Melissandra leva uma vida dupla há alguns anos.
Por fora ela é boa uma filha e neta, trabalha em um hotel, já viveu muitas coisas, passou por muitas fases e nunca se encontrou muito profissionalmente. Está solteira há alguns anos, tem medo do amor. É uma ativista frustrada tentando compreender melhor as dinâmicas da realidade do ser humano e as escolhas coletivas. Ela mora na casa da sua família, se esforça pra perdoar, ser grata, ser humilde, fazer regime e acorda por volta das 11:00 pra chegar no trabalho 12:00. Come arroz, feijão e filé de frango no almoço no refeitório do trabalho, atende hóspedes em inglês, espanhol e português.
Ninguém sabe o que se passa por dentro dela, quando ela está sozinha no seu quarto.

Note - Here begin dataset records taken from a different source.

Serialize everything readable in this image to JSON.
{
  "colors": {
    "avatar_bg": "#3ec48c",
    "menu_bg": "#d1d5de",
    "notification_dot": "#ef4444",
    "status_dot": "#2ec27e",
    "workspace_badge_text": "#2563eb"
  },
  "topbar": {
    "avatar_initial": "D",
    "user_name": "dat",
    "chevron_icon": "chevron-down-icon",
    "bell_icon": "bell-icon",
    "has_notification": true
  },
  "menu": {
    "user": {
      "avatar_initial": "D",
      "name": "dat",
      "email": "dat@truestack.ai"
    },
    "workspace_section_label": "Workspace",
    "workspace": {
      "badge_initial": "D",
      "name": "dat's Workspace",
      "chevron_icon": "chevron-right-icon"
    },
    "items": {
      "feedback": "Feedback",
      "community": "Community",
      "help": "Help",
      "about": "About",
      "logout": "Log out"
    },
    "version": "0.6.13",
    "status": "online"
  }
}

Esse outro lado, o seu lado selvagem, o lado que não está nem aí pras escolhas coletivas da humanidade, está farta de tanta humildade que é preciso ter para não magoar os delicados seres humanos, o lado que viaja por outras dimensões, se conecta com os espíritos, faz amor tântrico com um monge, bota uma mochila nas costas e sai viajando guiada por cartas de tarot e numerologia, o lado que é fora da caixa, que acha essa vida material do Rio de Janeiro-Ipanema-Copacabana a coisa mais chata do mundo, o lado que não aguenta mais se vestir com essas roupas da moda, que não aguenta mais ouvir pessoas falando de uma notícia que deu no jornal atrás da outra vendo a vida passar, o lado que quer fazer jejum, correr na praia, pegar uma insolação, se apaixonar perdidamente por alguém tão alucinado quando ela, quer sentir intensamente novamente. O lado que alimenta o cérebro de meditação e cogumelos mágicos. Que transmuta energias e tem visões. Esse outro lado está muito puto.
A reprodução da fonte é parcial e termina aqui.